Untuk meminimalisasi risiko-risiko yang dihadapi oleh suatu bank, manajemen bank tersebut harus memiliki keahlian dan kompetensi yang memadai, sehingga segala macam risiko yang berpotensi untuk muncul dapat diantisipasi dari sejak awal dan dicarikan cara penanggulangannya.
Kasus Citibank, Bank Mega, dan kasus-kasus pembobolan serupa lainnya menunjukkan kepada kita bahwa pengelolaan risiko perbankan belum dilakukan dengan baik. Bank gagal dalam mengelola risiko operasional yang di dalamnya meliputi risiko reputasi dan risiko kepatuhan.

ANALISIS:
Risiko operasional memang merupakan ancaman terbesar dari sejumlah risiko yang dihadapi bank. Risiko operasional didefinisikan sebagai risiko kerugian yang diakibatkan kegagalan proses internal, orang, dan sistem atau dari peristiwa eksternal. Artinya, risiko ini timbul dari berbagai jenis kesalahan manusia dan kesalahan teknis.

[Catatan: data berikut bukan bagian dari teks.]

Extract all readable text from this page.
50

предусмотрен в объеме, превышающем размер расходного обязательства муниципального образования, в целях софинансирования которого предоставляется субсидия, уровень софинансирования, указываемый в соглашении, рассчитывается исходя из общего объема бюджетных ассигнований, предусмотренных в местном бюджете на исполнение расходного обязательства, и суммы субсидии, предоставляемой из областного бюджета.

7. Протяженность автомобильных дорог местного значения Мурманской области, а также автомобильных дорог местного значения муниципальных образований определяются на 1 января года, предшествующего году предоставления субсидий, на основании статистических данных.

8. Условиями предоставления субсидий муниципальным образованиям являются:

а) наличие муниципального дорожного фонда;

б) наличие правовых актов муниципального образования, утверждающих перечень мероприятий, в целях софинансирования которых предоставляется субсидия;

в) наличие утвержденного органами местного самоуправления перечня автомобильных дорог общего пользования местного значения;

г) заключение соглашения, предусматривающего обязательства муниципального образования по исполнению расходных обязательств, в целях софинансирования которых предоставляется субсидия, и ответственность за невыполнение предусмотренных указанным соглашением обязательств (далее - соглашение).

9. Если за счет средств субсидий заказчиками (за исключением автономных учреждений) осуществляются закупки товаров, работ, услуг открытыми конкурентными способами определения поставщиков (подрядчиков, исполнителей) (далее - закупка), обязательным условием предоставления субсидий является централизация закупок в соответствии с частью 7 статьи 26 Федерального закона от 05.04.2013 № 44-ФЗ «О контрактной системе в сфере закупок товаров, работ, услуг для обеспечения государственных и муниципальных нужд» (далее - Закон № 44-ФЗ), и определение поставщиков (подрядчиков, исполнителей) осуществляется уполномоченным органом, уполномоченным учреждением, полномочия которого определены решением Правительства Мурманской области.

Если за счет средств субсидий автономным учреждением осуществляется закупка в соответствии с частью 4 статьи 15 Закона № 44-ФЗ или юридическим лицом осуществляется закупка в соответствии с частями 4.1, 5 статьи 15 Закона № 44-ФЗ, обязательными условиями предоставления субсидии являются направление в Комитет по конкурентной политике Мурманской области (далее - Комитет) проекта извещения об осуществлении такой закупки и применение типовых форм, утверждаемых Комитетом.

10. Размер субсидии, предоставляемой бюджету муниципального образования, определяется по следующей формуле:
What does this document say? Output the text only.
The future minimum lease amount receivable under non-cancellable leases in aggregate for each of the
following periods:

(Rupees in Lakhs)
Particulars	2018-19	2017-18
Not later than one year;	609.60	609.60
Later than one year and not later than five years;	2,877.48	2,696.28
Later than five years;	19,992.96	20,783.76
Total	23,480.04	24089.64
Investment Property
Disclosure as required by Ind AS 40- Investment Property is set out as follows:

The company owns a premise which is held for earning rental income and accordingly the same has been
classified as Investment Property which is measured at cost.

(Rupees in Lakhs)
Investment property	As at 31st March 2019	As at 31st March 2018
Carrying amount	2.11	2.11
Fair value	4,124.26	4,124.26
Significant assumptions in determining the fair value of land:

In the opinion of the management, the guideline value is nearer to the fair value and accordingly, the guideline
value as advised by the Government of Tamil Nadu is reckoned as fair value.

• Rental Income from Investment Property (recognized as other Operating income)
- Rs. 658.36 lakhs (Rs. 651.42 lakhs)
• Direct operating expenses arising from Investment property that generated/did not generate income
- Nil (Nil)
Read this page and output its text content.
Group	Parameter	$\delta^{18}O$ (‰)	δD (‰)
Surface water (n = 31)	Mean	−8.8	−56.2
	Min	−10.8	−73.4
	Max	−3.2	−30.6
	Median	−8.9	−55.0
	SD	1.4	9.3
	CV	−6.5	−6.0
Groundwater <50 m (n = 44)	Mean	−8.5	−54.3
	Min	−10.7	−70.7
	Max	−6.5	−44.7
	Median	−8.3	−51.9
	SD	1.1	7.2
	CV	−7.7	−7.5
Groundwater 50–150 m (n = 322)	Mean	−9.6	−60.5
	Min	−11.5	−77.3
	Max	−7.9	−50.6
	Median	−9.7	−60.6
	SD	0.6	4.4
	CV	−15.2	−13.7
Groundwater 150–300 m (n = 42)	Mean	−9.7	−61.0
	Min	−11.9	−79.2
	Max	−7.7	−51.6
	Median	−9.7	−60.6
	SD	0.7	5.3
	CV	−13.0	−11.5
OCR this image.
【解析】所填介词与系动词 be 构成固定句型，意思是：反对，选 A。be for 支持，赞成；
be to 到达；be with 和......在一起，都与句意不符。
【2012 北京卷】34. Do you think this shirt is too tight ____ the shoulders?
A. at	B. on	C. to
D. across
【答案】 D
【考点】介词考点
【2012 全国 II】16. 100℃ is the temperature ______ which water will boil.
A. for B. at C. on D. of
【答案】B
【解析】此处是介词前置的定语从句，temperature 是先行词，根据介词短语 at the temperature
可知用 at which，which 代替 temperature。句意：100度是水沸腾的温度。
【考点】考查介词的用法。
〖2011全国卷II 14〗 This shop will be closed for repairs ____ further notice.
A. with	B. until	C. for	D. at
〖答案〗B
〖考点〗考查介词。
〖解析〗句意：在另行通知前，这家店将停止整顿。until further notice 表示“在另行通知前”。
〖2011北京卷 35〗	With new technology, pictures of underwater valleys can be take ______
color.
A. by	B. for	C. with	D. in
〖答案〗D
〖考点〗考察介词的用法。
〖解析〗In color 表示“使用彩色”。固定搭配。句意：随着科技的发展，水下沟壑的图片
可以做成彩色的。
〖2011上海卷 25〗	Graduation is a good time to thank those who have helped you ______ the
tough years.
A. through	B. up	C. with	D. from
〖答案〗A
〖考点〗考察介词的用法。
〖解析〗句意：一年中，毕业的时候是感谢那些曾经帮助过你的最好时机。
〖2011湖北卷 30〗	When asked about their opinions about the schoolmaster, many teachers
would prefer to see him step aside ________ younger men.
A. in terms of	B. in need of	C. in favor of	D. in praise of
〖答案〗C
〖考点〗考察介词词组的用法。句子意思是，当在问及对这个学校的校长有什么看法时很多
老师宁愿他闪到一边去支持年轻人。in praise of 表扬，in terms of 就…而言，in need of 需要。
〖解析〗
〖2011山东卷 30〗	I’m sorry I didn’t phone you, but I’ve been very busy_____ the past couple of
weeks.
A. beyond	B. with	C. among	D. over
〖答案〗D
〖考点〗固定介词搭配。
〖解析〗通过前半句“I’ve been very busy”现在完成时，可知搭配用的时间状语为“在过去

Kegagalan dalam mengelola risiko operasional bisa membawa dampak yang sangat luas, mulai dari tergerusnya modal bank, kerugian derivative yang besar, bahkan berpotensi sebagai penyebab utama kebangkrutan dalam industri perbankan. Risiko ini dapat terjadi di seluruh organisasi,  pada front office dan back office, termasuk terjadi pada aktivitas-aktivitas sebelum, selama, dan setelah transaksi bisnis.
Dalam mengelola risiko operasional, manajemen wajib memastikan setiap unit kerja menjalani fungsi dan tugasnya sesuai prosedur. Sekecil apapun kesalahan tidak bisa ditoleransi. Hal ini diterapkan mulai level direktur hingga staf.